These study questions are part of the study over Josef Pieper’s Only The Lover Sings. For a general introduction to this study you can go HERE. If you’d like to learn more about Study The Great Books or to find another text to study, you can go HERE to learn more.
Virtues/Vices/Great Ideas: (Find these in the Text and Note them in the Margins)
Myth, Art, Memory
Grammar Questions: (The Information of the Text)
According to Pieper, with what idea do all of the Muses have some “inner connection?”
According to Pindar’s account about the Muses, for what “task” were they created?
Pieper said that instead of thinking of the Muses “as beings who ‘remember,’” we should rather think of them as having what purpose?

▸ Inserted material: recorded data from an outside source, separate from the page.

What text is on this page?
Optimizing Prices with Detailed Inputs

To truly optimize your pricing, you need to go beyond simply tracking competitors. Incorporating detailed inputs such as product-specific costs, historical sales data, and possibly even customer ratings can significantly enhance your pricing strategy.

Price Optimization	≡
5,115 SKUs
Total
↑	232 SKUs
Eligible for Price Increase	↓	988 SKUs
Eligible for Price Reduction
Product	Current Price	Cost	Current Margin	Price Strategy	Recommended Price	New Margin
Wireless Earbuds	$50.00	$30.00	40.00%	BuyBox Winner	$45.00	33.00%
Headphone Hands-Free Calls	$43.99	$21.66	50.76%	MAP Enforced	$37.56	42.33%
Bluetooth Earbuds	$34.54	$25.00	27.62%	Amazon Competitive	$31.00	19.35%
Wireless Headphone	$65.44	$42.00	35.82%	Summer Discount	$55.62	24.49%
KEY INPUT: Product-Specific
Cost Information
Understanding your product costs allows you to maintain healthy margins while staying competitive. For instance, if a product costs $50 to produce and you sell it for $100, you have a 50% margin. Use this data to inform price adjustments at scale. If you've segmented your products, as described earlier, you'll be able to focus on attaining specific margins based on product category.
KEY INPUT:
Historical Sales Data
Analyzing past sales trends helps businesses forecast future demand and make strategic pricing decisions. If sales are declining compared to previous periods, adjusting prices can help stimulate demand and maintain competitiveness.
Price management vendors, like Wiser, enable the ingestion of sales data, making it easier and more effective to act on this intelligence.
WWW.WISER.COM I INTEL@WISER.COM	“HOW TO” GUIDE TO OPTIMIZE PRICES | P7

What did Pieper say was an essential quality of the thing “one remembers” which is not “here and now?”
Though, as Christians, “we do not see the Muses as some sort of divine beings” what should we see them as according to Pieper?
To what other role did Pieper liken the artist’s position in society?

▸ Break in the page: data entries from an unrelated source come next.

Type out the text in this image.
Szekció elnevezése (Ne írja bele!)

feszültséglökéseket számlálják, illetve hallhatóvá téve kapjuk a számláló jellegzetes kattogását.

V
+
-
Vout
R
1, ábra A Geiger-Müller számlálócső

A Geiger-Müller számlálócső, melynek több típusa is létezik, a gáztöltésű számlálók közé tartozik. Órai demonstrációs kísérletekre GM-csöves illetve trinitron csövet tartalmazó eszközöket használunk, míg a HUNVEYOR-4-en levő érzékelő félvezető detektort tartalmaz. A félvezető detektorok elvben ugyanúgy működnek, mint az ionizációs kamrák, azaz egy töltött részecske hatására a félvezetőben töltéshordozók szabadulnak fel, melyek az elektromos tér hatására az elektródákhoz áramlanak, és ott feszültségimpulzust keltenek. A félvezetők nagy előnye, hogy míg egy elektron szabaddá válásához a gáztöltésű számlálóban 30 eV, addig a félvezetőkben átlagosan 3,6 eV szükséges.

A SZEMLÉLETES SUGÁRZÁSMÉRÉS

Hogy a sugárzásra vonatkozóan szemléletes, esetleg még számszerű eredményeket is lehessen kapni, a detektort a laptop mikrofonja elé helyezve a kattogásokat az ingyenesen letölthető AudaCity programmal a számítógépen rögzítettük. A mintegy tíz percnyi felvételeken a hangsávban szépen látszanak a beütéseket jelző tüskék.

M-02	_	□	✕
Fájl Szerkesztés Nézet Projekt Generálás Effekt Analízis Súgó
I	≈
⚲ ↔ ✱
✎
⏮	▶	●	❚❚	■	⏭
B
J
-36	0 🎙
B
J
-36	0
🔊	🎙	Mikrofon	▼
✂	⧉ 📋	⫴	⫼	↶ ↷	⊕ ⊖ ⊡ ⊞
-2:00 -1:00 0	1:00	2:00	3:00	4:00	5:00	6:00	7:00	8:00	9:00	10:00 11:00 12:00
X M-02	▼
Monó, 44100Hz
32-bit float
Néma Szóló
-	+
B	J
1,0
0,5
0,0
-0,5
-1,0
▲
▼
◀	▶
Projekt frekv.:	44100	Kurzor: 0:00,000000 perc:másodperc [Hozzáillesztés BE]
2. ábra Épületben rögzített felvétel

What are some dangers to which the artist is constantly exposed?
What “Far Eastern proverb” did Pieper share?
Logic Questions: (Interpreting, Comparing/Contrasting, Reasoning)
Why would “rememberance” be associated with the nine Muses?

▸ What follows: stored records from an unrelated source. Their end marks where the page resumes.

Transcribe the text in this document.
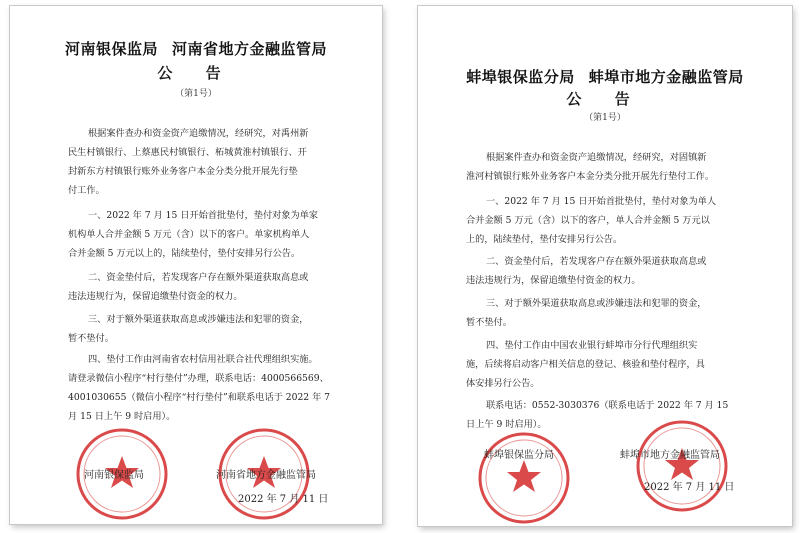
河南银保监局 河南省地方金融监管局
公 告
（第1号）
根据案件查办和资金资产追缴情况，经研究，对禹州新
民生村镇银行、上蔡惠民村镇银行、柘城黄淮村镇银行、开
封新东方村镇银行账外业务客户本金分类分批开展先行垫
付工作。
一、2022 年 7 月 15 日开始首批垫付，垫付对象为单家
机构单人合并金额 5 万元（含）以下的客户。单家机构单人
合并金额 5 万元以上的，陆续垫付，垫付安排另行公告。
二、资金垫付后，若发现客户存在额外渠道获取高息或
违法违规行为，保留追缴垫付资金的权力。
三、对于额外渠道获取高息或涉嫌违法和犯罪的资金，
暂不垫付。
四、垫付工作由河南省农村信用社联合社代理组织实施。
请登录微信小程序“村行垫付”办理，联系电话：4000566569、
4001030655（微信小程序“村行垫付”和联系电话于 2022 年 7
月 15 日上午 9 时启用）。
河南银保监局	河南省地方金融监管局
2022 年 7 月 11 日
蚌埠银保监分局 蚌埠市地方金融监管局
公 告
（第1号）
根据案件查办和资金资产追缴情况，经研究，对固镇新
淮河村镇银行账外业务客户本金分类分批开展先行垫付工作。
一、2022 年 7 月 15 日开始首批垫付，垫付对象为单人
合并金额 5 万元（含）以下的客户，单人合并金额 5 万元以
上的，陆续垫付，垫付安排另行公告。
二、资金垫付后，若发现客户存在额外渠道获取高息或
违法违规行为，保留追缴垫付资金的权力。
三、对于额外渠道获取高息或涉嫌违法和犯罪的资金，
暂不垫付。
四、垫付工作由中国农业银行蚌埠市分行代理组织实
施，后续将启动客户相关信息的登记、核验和垫付程序，具
体安排另行公告。
联系电话：0552-3030376（联系电话于 2022 年 7 月 15
日上午 9 时启用）。
蚌埠银保监分局	蚌埠市地方金融监管局
2022 年 7 月 11 日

If Pindar is correct and the Muses’ task is “to sing the praises of all creation” what should this infer about what is proper and improper in the artistic endeavor (be it drawing, painting, sculpting, writing poetry, music, etc.)?
What distinction is there between “to remember” and “to remind” and how are each of these related to the concept of creating art?
Pieper said that those who remember as well as those who are “helped to remember, though not perceiving things totally alien to him, nevertheless beholds a ‘different’ reality, ‘distinct’ from his daily and direct experience.” Why might it be beneficial to be reminded of things which are outside of our daily and direct experience?
After denying that we should think of the Muses as “some sort of divine beings” Pieper said we should “understand them as a real yet empirically and psychologically elusive potency that brings about inspiration.” What did he mean by that?
Speaking of the inspiration of the Muses and the “different” reality they call to remembrance, Pieper said this reality “can in no way be something accidental and inconsequential. It will rather be something that all too readily is ignored and ‘lost’ – precisely because it is ‘different’ – yet must not be forgotten if our existence is to remain truly human.” What was he trying to say here?
Pieper wrote “Here we somehow sense the artist’s inner relationship to the priest…” In what way are the artist and the priest similar in their respective roles?
What did Pieper mean by saying the artist “is by nature exposed to countless possibilities of losing direction and aim” and also “in danger of deceiving himself or…deceiving others?”
When Pieper spoke of the artist’s temptation once he has “acquired and mastered the ‘creative’ possibilities of his craft – to produce an opus decidedly ‘different’ from the accustomed and everyday experience of reality, yet in essence false, and in its banality a mere ruse.” What did he mean by this?
What does the proverb “Those who only look at themselves do ever radiate nothing” mean?
When Pieper praised the statue “Young Woman Reclining” by saying “it prompts those beholding it to recall their own remembrance of the primordial archetypes veiled in this same reality” what did he mean by that?
Rhetoric Questions: (The Analysis of Ideas in the Text)
Pieper contrasted the art “created with uncommon skill yet entirely without substance, thriving only on the surprise it elicits by being outrageously novel and therefore unable to radiate any deeper meaning” versus the “artist who, in contrast, seeks nothing for himself, who rather keeps the recesses of his soul in silence and simplicity, receptive to the breath of creative inspiration.” In light of this, and other things said in this short essay, what is true art versus false art? Why might mere “novelty” tend to get more popular praise than some pieces which are more deserving of the name “art?” How can we learn to better appreciate good art and despise that which is not worthy of the name?
Theological Analysis: (Sola Scriptura)
Read Exodus 25. What can we learn about the value and purpose of art from this passage of Scripture? How can we relate it back to what we have read in Pieper’s essay?